Federico Beltrán Masses (September 8, 1885 – October 4, 1949) was a Spanish painter born in Cuba; the only child of Luis Beltrán Fernández Estepona, a former Spanish army officer stationed in Cuba, and Dona Mercedes Masses Olives, the daughter of a doctor from Lleida, Catalonia, who himself had married the daughter of a wealthy Spanish Cuban-landowner. He spent his youth in Barcelona, where he began his artistic training in the well-regarded Escola de la Llotja. He later moved to Madrid, where he received more training under Joaquín Sorolla. He married Irene Narezo Dragoné, a painter as well, of a distinguished family and good economic position. They moved to Paris in 1916 to further Masses' career and settled there until 1946, after which he moved to Barcelona in 1946 and later died in 1949.

Life and art 

Beltrán Masses was renowned as a master of colour and the psychological portrait, as well as a painter of seductive images of women. Born in Cuba, where his mother’s family had lived for nearly two centuries, his family returned to Spain to live in Barcelona, when he was seven years old. The painter’s Spanish heritage would influence his oeuvre deeply while he sometimes referenced the tropical exoticism of Cuba in the settings for some of his subjects. His paintings are rich with musical and poetic references influenced by "Greek mythology, orphic mysteries and fantasies of Asia, where we are led by Gustave Moreau" remarked Louis Vauxcelles.

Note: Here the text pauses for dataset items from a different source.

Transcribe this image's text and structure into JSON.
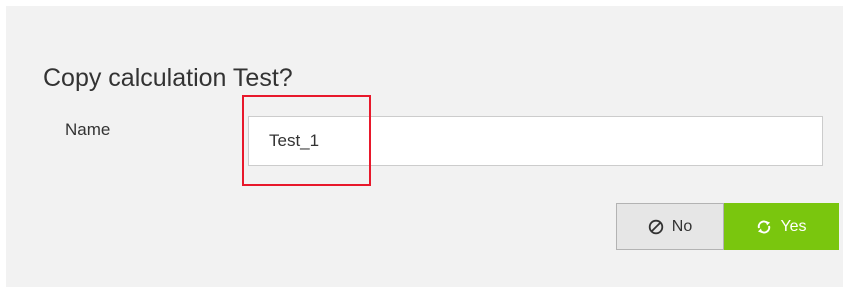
{
  "dialog": {
    "title": "Copy calculation Test?",
    "name_label": "Name",
    "name_value": "Test_1"
  },
  "buttons": {
    "no_label": "No",
    "yes_label": "Yes",
    "no_icon": "ban-icon",
    "yes_icon": "refresh-icon"
  },
  "colors": {
    "yes_bg": "#7ac60e",
    "highlight": "#e8182b"
  }
}
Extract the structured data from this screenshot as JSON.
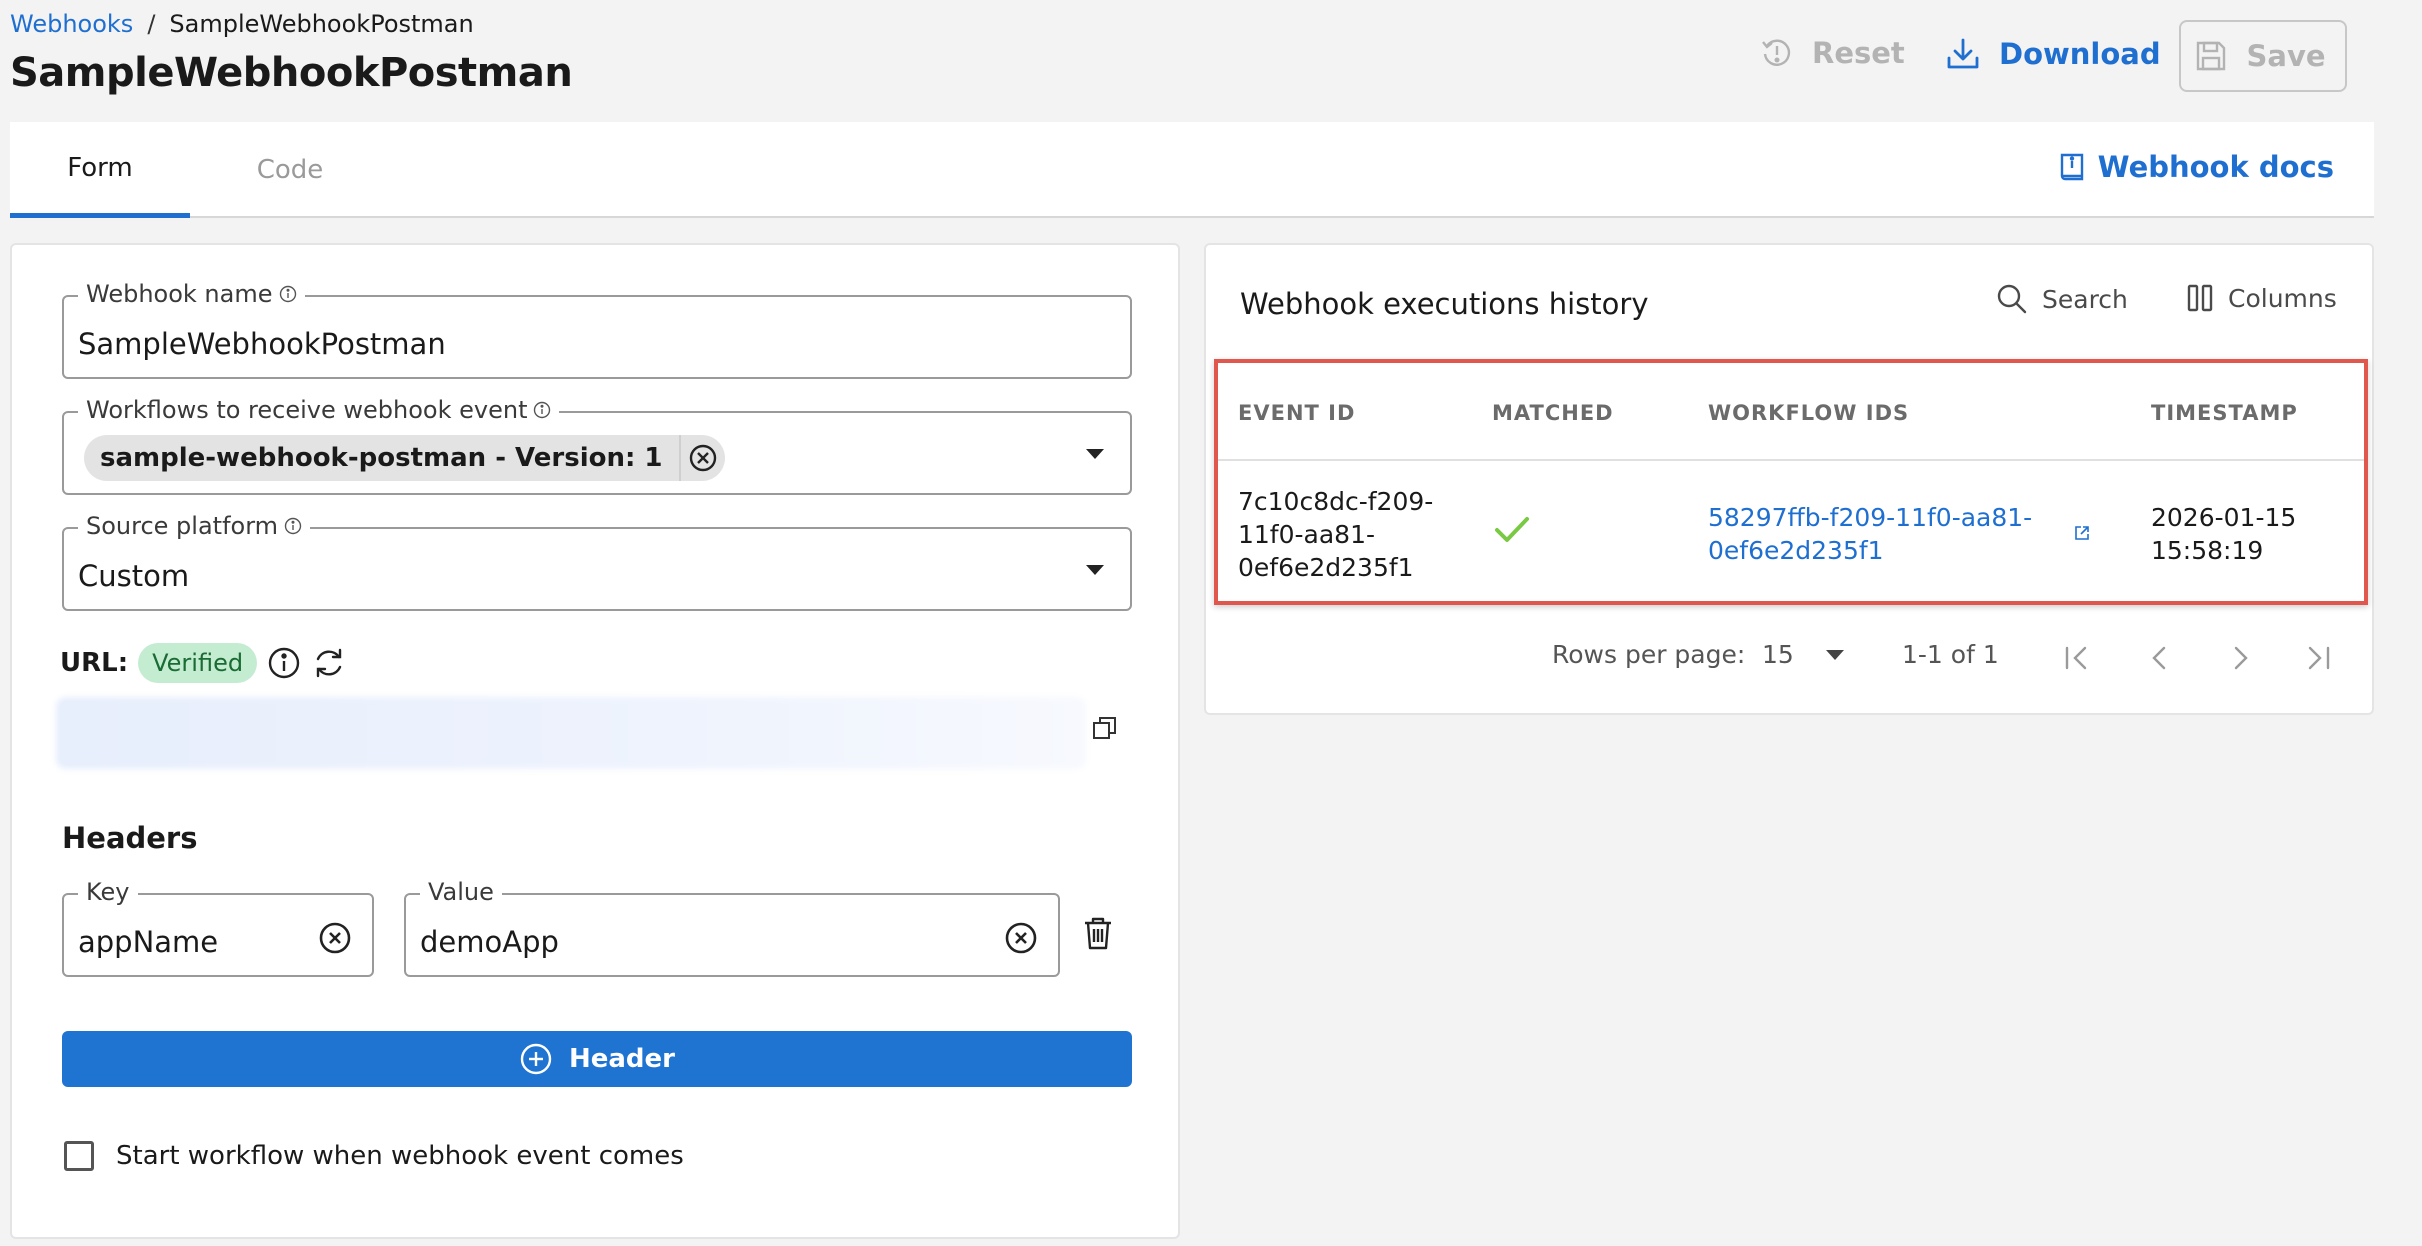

Beltrán Masses' connection to the world of music and dance 

A guitar featured recurrently in many of his subject paintings, while his interest in contemporary dance led to his design of the scenery and gypsy costume for a 1929 performance by then celebrated dancer Antonia Mercé “La Argentina” (whose portrait he painted).

An early fascination with Symbolism and "the Ancients" manifest in paintings such as Lackmy and Canción de Bilitis, while his dark paintings of eroticised women, languorously posed in fantastical nocturnal settings set him apart from contemporary artistic trends. His 1915 portrait of a Spanish countess, naked but for a white mantilla, seated between two fully clothed companions (La Maja Marquesa), was publicly denounced and had to be retitled. This decided Beltrán’s move to Paris, where he spent most of the next thirty years. Before his departure a solo exhibition of his work in Madrid in 1916 received the accolade of a visit from the Spanish King, Alfonso XIII;  this was followed by further successes at the XII Venice Biennale of 1920, where an entire pavilion was dedicated to his work, and several large-scale exhibitions in Paris, New York, Palm Beach and London received enthusiastic reviews.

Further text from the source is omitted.